There are definitely times when having an anonymous blog is a good thing, where you can be completely crazy and not have to worry about the phone calls the next day. This is one of those times.
So here’s the deal: our cat died today. Or rather, we had to put her down because she was suffering and was probably going to die this weekend anyway, gasping for air in front of the kids. The kids bawled their eyes out when we told them. Our cat was 12, which might seem old but up until very, very recently, she would probably strike most people as closer to 6 or 7. She was spry, playful, healthy, affectionate, and lacking in the typical old fat cat tendencies you might expect. She did not look like a cat who would have roughly 10% lung capacity, caused by god-knows-what.

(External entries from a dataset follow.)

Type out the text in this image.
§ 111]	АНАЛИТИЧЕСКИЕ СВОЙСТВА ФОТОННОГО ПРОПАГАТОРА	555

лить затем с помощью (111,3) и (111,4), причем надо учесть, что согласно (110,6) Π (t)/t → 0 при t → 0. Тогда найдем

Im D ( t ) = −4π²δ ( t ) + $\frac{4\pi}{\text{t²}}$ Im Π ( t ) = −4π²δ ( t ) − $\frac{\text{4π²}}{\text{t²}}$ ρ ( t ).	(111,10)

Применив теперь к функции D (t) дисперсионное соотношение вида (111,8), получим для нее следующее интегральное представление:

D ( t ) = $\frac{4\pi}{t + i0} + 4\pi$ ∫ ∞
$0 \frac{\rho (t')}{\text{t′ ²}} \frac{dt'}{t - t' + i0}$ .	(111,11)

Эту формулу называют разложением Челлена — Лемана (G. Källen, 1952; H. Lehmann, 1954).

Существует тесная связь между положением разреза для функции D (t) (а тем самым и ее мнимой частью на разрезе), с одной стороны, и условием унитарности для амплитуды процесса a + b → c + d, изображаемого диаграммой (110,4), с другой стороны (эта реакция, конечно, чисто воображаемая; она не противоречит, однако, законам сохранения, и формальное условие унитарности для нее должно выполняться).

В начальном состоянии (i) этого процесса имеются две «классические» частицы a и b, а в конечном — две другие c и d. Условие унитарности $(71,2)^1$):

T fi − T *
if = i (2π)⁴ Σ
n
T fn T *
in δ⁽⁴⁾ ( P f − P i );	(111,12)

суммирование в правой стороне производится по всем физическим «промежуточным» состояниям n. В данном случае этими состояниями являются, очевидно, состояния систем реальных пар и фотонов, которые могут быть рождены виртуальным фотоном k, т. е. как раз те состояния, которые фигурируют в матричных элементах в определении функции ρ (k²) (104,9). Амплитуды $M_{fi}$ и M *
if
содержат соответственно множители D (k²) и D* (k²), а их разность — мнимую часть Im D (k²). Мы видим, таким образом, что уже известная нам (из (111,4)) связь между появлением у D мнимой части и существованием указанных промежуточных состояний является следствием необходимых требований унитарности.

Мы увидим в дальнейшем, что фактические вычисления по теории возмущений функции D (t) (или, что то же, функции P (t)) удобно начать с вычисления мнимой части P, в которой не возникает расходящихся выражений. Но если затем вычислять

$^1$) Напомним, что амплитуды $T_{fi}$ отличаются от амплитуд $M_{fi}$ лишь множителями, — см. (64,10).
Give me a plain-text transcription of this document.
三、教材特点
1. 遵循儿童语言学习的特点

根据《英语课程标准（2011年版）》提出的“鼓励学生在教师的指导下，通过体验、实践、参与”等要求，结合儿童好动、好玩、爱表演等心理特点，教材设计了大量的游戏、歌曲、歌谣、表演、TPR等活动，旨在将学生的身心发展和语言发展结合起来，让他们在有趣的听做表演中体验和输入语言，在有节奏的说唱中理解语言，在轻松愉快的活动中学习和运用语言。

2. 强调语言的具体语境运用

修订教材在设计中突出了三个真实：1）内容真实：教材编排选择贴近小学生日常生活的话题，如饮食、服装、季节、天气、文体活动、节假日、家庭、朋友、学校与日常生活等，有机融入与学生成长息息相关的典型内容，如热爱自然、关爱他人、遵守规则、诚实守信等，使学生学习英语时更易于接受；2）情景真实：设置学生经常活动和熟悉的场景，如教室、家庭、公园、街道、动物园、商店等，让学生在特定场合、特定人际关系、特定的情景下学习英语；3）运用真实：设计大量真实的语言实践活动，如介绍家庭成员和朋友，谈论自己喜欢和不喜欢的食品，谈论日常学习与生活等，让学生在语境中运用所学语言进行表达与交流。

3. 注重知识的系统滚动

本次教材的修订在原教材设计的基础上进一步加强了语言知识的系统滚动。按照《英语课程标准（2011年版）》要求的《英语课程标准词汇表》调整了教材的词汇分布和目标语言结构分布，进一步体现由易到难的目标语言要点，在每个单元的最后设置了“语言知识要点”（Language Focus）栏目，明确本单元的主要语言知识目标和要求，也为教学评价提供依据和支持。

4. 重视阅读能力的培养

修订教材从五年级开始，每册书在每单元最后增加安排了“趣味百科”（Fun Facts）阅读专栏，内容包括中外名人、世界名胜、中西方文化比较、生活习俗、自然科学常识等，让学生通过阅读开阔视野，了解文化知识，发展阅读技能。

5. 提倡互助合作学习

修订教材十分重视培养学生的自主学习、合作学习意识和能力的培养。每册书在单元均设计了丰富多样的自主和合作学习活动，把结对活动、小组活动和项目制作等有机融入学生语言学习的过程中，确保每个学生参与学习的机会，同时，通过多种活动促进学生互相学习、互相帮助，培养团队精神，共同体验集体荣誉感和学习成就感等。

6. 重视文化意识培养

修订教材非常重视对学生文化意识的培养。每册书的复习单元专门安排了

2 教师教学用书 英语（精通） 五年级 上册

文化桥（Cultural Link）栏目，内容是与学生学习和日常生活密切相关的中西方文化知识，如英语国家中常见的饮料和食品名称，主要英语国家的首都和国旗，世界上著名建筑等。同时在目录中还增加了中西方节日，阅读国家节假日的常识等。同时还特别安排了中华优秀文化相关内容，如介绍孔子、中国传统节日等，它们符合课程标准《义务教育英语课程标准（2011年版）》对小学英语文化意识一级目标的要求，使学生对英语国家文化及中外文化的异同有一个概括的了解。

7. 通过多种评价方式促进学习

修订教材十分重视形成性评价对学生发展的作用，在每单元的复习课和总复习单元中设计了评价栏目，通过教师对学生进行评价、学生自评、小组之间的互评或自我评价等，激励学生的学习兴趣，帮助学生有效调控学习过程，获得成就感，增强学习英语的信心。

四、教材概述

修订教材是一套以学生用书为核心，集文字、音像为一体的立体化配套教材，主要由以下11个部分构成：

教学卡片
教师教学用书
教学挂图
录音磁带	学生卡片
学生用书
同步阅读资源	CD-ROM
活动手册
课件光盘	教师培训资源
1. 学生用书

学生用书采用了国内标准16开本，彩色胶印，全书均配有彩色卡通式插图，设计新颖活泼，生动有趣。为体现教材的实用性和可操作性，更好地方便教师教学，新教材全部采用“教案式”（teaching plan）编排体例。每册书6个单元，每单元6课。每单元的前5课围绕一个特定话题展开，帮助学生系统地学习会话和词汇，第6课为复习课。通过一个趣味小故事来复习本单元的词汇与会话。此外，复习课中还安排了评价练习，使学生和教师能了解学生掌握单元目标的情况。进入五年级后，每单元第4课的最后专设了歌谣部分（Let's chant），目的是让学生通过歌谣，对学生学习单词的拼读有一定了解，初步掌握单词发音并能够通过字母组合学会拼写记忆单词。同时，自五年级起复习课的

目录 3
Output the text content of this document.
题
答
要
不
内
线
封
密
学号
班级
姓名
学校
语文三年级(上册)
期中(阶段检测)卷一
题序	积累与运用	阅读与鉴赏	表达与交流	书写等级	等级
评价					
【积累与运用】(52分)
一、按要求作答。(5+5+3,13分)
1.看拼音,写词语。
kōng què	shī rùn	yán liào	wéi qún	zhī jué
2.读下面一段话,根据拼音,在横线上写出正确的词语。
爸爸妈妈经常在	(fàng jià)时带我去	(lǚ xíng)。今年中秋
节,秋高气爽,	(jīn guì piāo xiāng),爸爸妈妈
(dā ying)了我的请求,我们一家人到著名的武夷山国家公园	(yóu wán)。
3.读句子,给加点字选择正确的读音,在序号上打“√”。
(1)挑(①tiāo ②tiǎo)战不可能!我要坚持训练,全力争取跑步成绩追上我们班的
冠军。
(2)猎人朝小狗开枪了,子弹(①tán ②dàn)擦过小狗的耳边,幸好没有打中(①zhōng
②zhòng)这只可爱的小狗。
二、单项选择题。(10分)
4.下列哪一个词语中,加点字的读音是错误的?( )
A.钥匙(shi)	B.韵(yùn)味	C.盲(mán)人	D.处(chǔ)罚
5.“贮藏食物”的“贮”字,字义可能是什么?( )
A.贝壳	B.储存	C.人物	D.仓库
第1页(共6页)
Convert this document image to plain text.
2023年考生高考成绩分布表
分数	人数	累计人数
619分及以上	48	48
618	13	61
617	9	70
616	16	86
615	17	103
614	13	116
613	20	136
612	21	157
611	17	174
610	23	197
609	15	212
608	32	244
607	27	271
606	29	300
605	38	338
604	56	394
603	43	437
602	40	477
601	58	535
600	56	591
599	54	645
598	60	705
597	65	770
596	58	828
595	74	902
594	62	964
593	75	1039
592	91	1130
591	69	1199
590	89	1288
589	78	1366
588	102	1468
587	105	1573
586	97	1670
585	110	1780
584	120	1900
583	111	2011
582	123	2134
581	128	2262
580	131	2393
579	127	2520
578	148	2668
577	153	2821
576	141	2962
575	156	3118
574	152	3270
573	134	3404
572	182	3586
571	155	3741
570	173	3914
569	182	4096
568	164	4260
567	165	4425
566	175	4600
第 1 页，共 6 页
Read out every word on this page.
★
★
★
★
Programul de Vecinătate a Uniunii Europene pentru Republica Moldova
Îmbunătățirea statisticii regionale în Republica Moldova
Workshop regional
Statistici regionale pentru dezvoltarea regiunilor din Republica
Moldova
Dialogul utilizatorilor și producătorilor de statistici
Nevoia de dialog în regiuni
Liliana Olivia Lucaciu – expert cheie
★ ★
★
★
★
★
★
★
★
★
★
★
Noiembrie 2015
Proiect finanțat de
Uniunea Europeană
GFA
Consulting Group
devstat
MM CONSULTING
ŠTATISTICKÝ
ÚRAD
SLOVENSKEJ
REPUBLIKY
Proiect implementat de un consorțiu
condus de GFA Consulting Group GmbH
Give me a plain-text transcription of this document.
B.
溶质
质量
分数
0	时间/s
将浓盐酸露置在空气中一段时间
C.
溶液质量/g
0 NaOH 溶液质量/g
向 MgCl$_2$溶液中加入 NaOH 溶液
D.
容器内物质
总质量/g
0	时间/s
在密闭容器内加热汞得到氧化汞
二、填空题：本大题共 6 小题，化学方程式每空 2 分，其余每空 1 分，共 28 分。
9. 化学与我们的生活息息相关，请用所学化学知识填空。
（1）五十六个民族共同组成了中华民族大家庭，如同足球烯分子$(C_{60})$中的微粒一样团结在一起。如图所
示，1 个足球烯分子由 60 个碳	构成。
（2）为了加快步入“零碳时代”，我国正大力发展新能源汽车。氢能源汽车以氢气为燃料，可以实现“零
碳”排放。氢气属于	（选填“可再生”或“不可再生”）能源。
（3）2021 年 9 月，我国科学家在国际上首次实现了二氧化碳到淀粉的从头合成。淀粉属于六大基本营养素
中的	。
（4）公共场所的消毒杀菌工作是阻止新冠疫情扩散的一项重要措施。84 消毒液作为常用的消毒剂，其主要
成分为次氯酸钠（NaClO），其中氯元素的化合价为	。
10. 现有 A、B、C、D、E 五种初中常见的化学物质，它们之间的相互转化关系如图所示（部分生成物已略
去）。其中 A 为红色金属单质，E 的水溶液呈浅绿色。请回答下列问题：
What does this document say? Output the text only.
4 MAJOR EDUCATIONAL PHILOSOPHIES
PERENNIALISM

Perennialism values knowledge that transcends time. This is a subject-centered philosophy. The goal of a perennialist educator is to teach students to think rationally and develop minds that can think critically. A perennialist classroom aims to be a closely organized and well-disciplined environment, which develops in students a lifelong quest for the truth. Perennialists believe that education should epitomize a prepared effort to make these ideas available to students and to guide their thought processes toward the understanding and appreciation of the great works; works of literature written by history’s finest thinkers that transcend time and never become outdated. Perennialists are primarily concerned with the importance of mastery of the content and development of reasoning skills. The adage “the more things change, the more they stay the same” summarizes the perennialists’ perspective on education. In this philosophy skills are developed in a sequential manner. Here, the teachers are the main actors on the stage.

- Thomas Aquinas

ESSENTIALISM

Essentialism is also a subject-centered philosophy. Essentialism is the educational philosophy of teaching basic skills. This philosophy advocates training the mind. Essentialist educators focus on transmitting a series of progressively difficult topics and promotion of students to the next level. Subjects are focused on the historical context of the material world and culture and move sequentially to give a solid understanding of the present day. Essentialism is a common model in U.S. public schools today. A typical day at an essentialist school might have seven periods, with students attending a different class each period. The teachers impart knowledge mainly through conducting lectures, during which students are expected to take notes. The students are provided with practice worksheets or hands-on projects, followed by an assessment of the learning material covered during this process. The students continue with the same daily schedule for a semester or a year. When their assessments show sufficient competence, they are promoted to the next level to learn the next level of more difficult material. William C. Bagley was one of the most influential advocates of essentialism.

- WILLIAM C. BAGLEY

This downturn happened very suddenly. In fact, the downturn started at precisely the time that I began “sitting” with my soulmate MH. MH, the careful reader will remember, is completely incapacitated with Lyme disease and largely isolated because she can’t bear most forms of visual or auditory stimulus. Her friends and family now “sit” with her on a schedule, where she’s in her room and we are wherever we are. It seems to help her.
So here’s where I run off the cliff screaming New Age nonsense. I offerred to sit with her every night while waiting for my son to fall asleep — a 15 minute window that is about the only thing constant in my schedule. I would sit in his room, with my cat on my lap, and try to connect with her across the country in her room. And I could do that, I could really feel her with me most nights.
And here’s the crazy-ass punchline. Suppose, just suppose, that there is some energy being exchanged between MH and I. My cat is on my lap. My cat picks up some of MH’s energy, which — what? — is infected in some way? And causes her lungs to slowly fill up with fluid. I mean, I’m really seriously considering that this might have happened, which should be alarming to me but isn’t. The timing is just too weird. And in this mental contortion, I now have MH leaping up from her bed tomorrow morning, cranking up the music and dancing and running out into the sunshine, because her bad energy transferred out of her and is now resting in a freezer at the animal hospital near my house.
Maybe it’s just the grief talking here. Or maybe it’s — how else can I work something about my dead cat into a blog about sexuality and spiritual growth?
[UPDATE]: I buried my cat this afternoon and tonight I received an email from MH. No, make that two emails now, plus several pictures. This is from someone who has been sending one- and two-word emails because it’s too physically painful to do more. Literally, I have not gotten more than 8 words total in the past several weeks. But tonight’s emails — well, we’re now up to 64 words.
Coincidence? I don’t know, but that’s not going to stop me from freaking out about it just a little bit. Is she cured? No — but how many pets would it take for that? I don’t know, but I think I’m going to hold off on getting another cat for a while.